The Cheviot Hills, Northumberland National Park\n© Simon Fraser

Kilham : Iron Age (700 BC–AD 70)

The boundaries of the current study exclude the prominent local hillforts of Bowmont Hill and Pawston Camp, though the defended settlement at White Hill (NT 874323) may be Iron Age in date. A fort is also recorded at Kilham Hill (NT 886311), though there are unfortunately no further details available for this record, and further examination is clearly needed. At Wester Hill, NT 879339, an enclosure is visible on a vertical aerial photograph (106G/UK.765 - 3/09/45, Frame 4019) held by the SMR, for which a first millennium BC date might be suggested.

The great density of hillforts and hilltop enclosures is not unusual in this part of the Cheviots. Many of these so-called hill forts were not necessarily defensible or defended, and the small interior area of the majority of Cheviot hillforts suggests that they were not permanent settlements. Some hillforts may have served as defended farmsteads established by autonomous small groups (Oswald and McOmish 2002, 30). In fact, there is probably no single explanation for all so-called hillforts in the Cheviots. They are likely to have served as animal enclosures, market places, trading stations, defensive enclosures, community centres and places of worship.

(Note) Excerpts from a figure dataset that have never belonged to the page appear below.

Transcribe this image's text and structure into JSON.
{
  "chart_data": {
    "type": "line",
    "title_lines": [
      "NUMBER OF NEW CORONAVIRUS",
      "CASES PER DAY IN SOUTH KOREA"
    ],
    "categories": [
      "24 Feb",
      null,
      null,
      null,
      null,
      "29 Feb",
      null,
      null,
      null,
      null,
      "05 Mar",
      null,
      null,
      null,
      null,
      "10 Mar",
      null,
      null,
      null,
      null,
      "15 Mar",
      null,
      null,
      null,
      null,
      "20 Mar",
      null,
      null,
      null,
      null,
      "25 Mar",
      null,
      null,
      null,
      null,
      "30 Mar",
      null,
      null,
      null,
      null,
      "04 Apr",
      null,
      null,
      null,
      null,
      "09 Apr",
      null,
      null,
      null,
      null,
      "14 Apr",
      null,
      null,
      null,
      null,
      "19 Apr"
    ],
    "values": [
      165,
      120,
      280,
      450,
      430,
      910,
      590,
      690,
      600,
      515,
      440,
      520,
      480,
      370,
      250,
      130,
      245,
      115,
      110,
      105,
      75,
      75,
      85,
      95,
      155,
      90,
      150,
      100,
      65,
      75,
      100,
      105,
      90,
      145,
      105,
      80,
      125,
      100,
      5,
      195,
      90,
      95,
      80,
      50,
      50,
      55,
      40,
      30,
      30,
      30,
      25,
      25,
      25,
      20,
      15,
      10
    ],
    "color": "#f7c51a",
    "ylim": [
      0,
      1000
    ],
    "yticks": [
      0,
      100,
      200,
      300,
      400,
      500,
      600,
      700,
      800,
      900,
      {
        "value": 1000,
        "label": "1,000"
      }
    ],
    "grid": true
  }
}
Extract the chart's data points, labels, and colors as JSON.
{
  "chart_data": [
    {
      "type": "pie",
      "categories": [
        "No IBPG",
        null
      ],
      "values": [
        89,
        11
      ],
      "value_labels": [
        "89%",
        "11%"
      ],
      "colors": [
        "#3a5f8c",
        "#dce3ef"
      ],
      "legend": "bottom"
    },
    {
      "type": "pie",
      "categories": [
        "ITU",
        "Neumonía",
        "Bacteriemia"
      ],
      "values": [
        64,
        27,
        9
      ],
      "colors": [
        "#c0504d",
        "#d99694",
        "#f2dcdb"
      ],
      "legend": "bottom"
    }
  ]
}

It is clear that by the mid-first millennium, that a substantial, permanently settled population was well established in the Cheviots and the Bowmont valley, as the construction of numerous hillforts would have required significant manpower. Iron Age peoples continued to live in much the same way as in the Bronze Age, on small farmsteads, in roundhouses with adjacent stockyards, perhaps enclosed by a substantial bank or ditch. The enclosure identified from cropmarks at Barley Hill (NT 887342) may be an Iron Age settlement of this type, though the site cannot be securely dated without excavation.